Imagine, for example, if South Africa's No 1 and eighth world-ranked doubles player, Raven Klaasen, should come up against Cabal and Farah in a major Grand Slam match - as occurred in this year's Wimbledon semi-final - South Africa's Director of Tennis will figuratively be sitting in the Colombians’ corner!
It is a "tricky" situation - as Coetzee himself concedes - although he believes the problems are there to overcome and travelling the world with the Colombians will also enhance his own tennis knowledge, which, in turn, can be utilised when working on his varied commitments as South Africa's Director of Tennis.

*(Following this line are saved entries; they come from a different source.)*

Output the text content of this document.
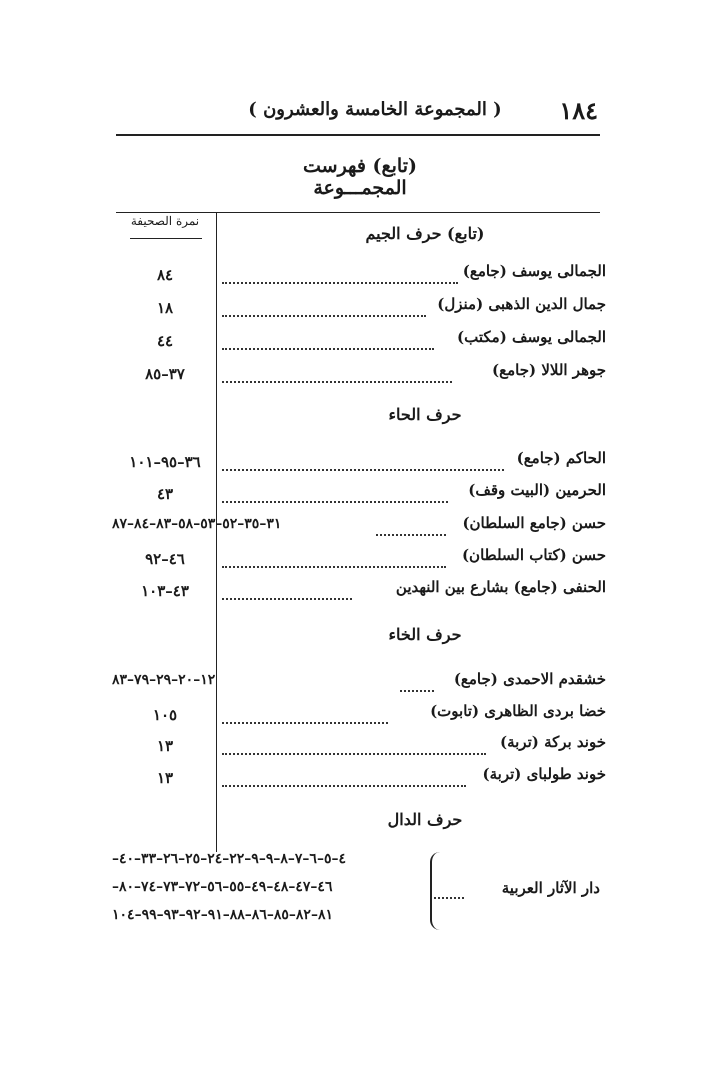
١٨٤
( المجموعة الخامسة والعشرون )
(تابع) فهرست المجمـــوعة
نمرة الصحيفة
(تابع) حرف الجيم
الجمالى يوسف (جامع)
٨٤
جمال الدين الذهبى (منزل)
١٨
الجمالى يوسف (مكتب)
٤٤
جوهر اللالا (جامع)
٣٧–٨٥
حرف الحاء
الحاكم (جامع)
٣٦–٩٥–١٠١
الحرمين (البيت وقف)
٤٣
حسن (جامع السلطان)
٣١–٣٥–٥٢–٥٣–٥٨–٨٣–٨٤–٨٧
حسن (كتاب السلطان)
٤٦–٩٢
الحنفى (جامع) بشارع بين النهدين
٤٣–١٠٣
حرف الخاء
خشقدم الاحمدى (جامع)
١٢–٢٠–٢٩–٧٩–٨٣
خضا بردى الظاهرى (تابوت)
١٠٥
خوند بركة (تربة)
١٣
خوند طولباى (تربة)
١٣
حرف الدال
٤–٥–٦–٧–٨–٩–٩–٢٢–٢٤–٢٥–٢٦–٣٣–٤٠–
٤٦–٤٧–٤٨–٤٩–٥٥–٥٦–٧٢–٧٣–٧٤–٨٠–
٨١–٨٢–٨٥–٨٦–٨٨–٩١–٩٢–٩٣–٩٩–١٠٤
دار الآثار العربية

Another paradox of sorts, however, is that TSA has appointed Coetzee to take charge of the South African squad at the forthcoming inaugural ATP World Team Cup tournament in Australia, which will launch the 2020 international season, while fellow former Davis Cup player, Marcos Ondruska, remains officially the country's Davis Cup captain.
In case anyone might have wondered where Ondruska fits in with the new set-up, the seasoned former 28th world-ranked player confirmed from the United States where he is based that his South African Davis Cup contract extends through to the end of 2020.
TSA, probably, will diplomatically deem it greatly beneficial for Coetzee and Ondruska to work hand-in-hand in the belief that two good heads are better than one.
But, on the other hand, a contrasting assessment could come up with the view that '"too many cooks spoil the broth."